Un Dontnod à demi-teinte
"Si on pêche, ce n'est pas pour attraper quelque chose"
Des paysages gris, un personnage jouable dépressif et schizophrène, une histoire anecdotique ; voilà ce qui vous attend avec ce jeu de Dontnod datant d'il y a presque trois ans, maintenant. Mes deux premiers descriptifs du jeu ci-dessus, ne sont pas des points négatifs en soi, mais en rajoutant l'aspect technique du jeu, ils le deviennent. Le gameplay, tout d'abord, est leeeeent. J'ai lancé le jeu, recherchant une expérience vidéoludique plus "calme" que celle dont me fait profiter l'excellent God of War Ragnarök, actuellement. Mais je ne recherchais aucunement de me trimballer un homme de la trentaine, marchant à la vitesse d'un sexagénaire, et qui me donne envie d'abréger mes souffrances plus rapidement que les siennes... Non ! Et ce n'est pas comme si les paysages te poussaient à remonter la pente. On est loin du fameux Arcadia Bay de Life is Strange et Life is Strange before the storm ou des belles zones colorées du road-trip de Sean et Daniel dans Life is Strange 2. Les zones sont moches et génériques, mais par dessus tout ; mortes et vides. A première vue, ça sonne original pour Dontnod ; à la seconde, tout s'éteint. On se rend compte qu'il n'y a pas de son qui sort de ce jeu. En forêt, rien ; au bord d'un cours d'eau, rien. Aucun doublage environnemental, aucune musique, juste le bruit des pas lourd de notre cher protagniste. Si la volonté était de nous faire ressentir l'état mental dans lequel il se trouve en revenant dans sa ville natale, les zones ne sont pas adaptées, par soucis de réalisme.
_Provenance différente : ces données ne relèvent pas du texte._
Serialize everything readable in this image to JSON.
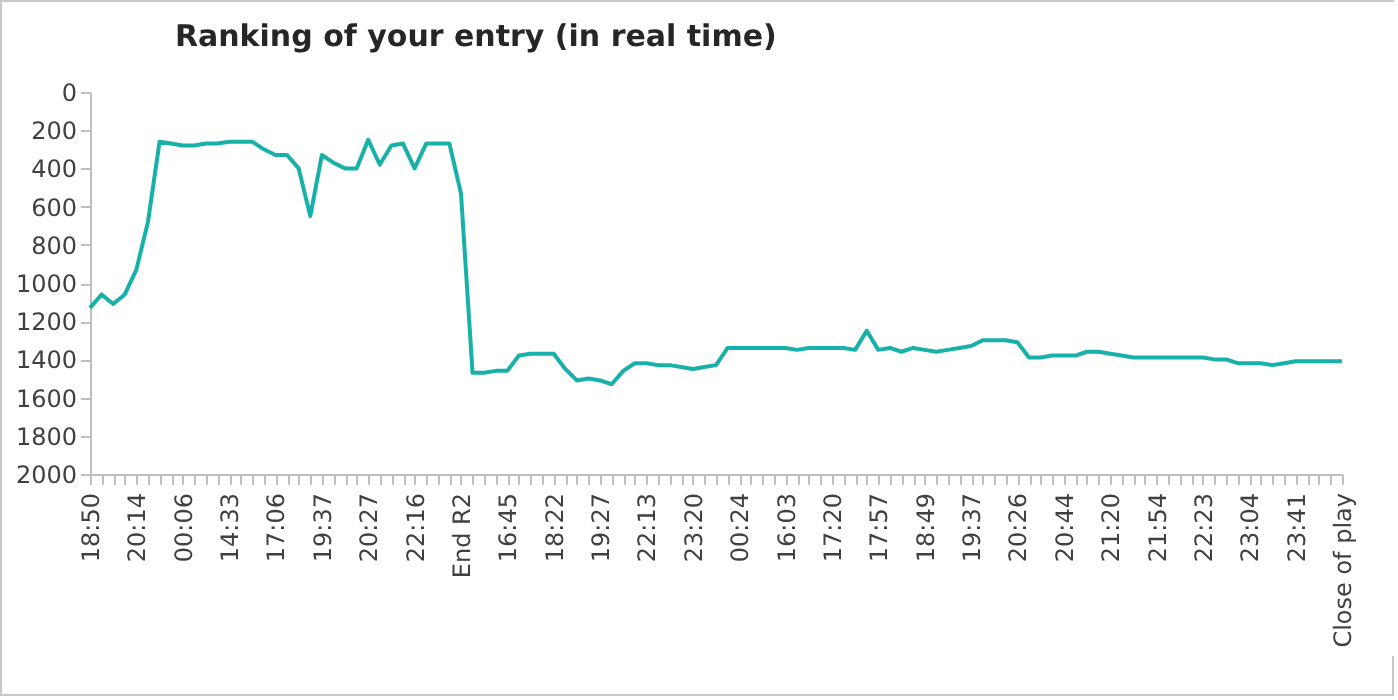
{
  "chart_data": {
    "type": "line",
    "title": "Ranking of your entry (in real time)",
    "categories": [
      "18:50",
      null,
      null,
      null,
      "20:14",
      null,
      null,
      null,
      "00:06",
      null,
      null,
      null,
      "14:33",
      null,
      null,
      null,
      "17:06",
      null,
      null,
      null,
      "19:37",
      null,
      null,
      null,
      "20:27",
      null,
      null,
      null,
      "22:16",
      null,
      null,
      null,
      "End R2",
      null,
      null,
      null,
      "16:45",
      null,
      null,
      null,
      "18:22",
      null,
      null,
      null,
      "19:27",
      null,
      null,
      null,
      "22:13",
      null,
      null,
      null,
      "23:20",
      null,
      null,
      null,
      "00:24",
      null,
      null,
      null,
      "16:03",
      null,
      null,
      null,
      "17:20",
      null,
      null,
      null,
      "17:57",
      null,
      null,
      null,
      "18:49",
      null,
      null,
      null,
      "19:37",
      null,
      null,
      null,
      "20:26",
      null,
      null,
      null,
      "20:44",
      null,
      null,
      null,
      "21:20",
      null,
      null,
      null,
      "21:54",
      null,
      null,
      null,
      "22:23",
      null,
      null,
      null,
      "23:04",
      null,
      null,
      null,
      "23:41",
      null,
      null,
      null,
      "Close of play"
    ],
    "series": [
      {
        "color": "#17b1a9",
        "values": [
          1130,
          1060,
          1110,
          1060,
          930,
          680,
          260,
          270,
          280,
          280,
          270,
          270,
          260,
          260,
          260,
          300,
          330,
          330,
          400,
          650,
          330,
          370,
          400,
          400,
          250,
          380,
          280,
          270,
          400,
          270,
          270,
          270,
          530,
          1470,
          1470,
          1460,
          1460,
          1380,
          1370,
          1370,
          1370,
          1450,
          1510,
          1500,
          1510,
          1530,
          1460,
          1420,
          1420,
          1430,
          1430,
          1440,
          1450,
          1440,
          1430,
          1340,
          1340,
          1340,
          1340,
          1340,
          1340,
          1350,
          1340,
          1340,
          1340,
          1340,
          1350,
          1250,
          1350,
          1340,
          1360,
          1340,
          1350,
          1360,
          1350,
          1340,
          1330,
          1300,
          1300,
          1300,
          1310,
          1390,
          1390,
          1380,
          1380,
          1380,
          1360,
          1360,
          1370,
          1380,
          1390,
          1390,
          1390,
          1390,
          1390,
          1390,
          1390,
          1400,
          1400,
          1420,
          1420,
          1420,
          1430,
          1420,
          1410,
          1410,
          1410,
          1410,
          1410
        ]
      }
    ],
    "ylim": [
      2000,
      0
    ],
    "yticks": [
      0,
      200,
      400,
      600,
      800,
      1000,
      1200,
      1400,
      1600,
      1800,
      2000
    ],
    "grid": false,
    "marker": "none"
  }
}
Une zone à toutefois de suite attiré mon attention, celle d'un antre dans la forêt, dans laquelle quelques marginaux, ayant tout perdu, vivent en communauté. L'ambiance y est tout de suite plus chaleureuse ; les tentes sont colorées, des feux de camp sont dispersés par-ci par-là, et une musique de guitare se déclenche. Bien que le lieu soit introduit par ma coéquipière journaliste, familière du lieu, me conseillant de prendre des précautions : "Les gens arrivent ici que lorsqu'ils n'ont plus rien à perdre" - subtile double sens, vous ne trouvez pas ? - je pense enfin sortir de ces dernières zones silencieuses. Je ressens l'envie de rencontrer ces nouvelles personnes. J'ouvre la discussion avec une que je croise ; et quand je repars pour en trouver une autre ; les sons et la musique ont disparu.
Je me suis rendu compte, avec tristesse, en relançant le jeu par chapitre, qu'à défaut de n'avoir fait aucun travail sonore, ceux-ci n'apparaissaient juste pas, qu'ils existaient bel et bien et que j'avais été victime d'un bug pendant toute mes deux parties. Sûrement, trop lourds à charger, tout comme les textures qu'on voit à la traîne, lors d'une transition d'après-cinématique. Je ne crois pas que vous aurez la même expérience que moi, puisque certains let's play montrent le contraire...
L'histoire, à défaut d'être originale par rapport au studio ou au style de narration, possède une mise en scène parfois inspirée. Je pense aux scènes dans le palais mental, l'aspect qui, par ses images dans les trailers, m'avait réjoui de la sortie du jeu. Elles font du bien dans ce genre narratif, cassant le ton réaliste avec une imagerie fictionnelle, en décalage avec son univers, comme à la fin de Life is Strange, par exemple. Elles ajoutent une pression supplémentaire. De plus, l'aspect cristallisé de ce monde psychologique, me rappelle l'univers de State of Mind, que j'adore. Esthétiquement, ces scènes sont belles, mais trop similaires à celles que l'on connaît déjà. Il n'y a qu'une seule course-poursuite constituant une nouveauté de gameplay, ce qui est négligeable. Les enquêtes, s'aidant de ce système, pour reconstituer des scènes, ne révolutionnent rien du côté de Dontnod. Il m'était même souvent insupportable, à cause du peu d'intuitivité à trouver la bonne version de ce qu'il s'est produit, enchaînant les looooooongs allés retour entre plusieurs points et les cinématiques de simulation de déduction, jusqu'à trouver la bonne réponse.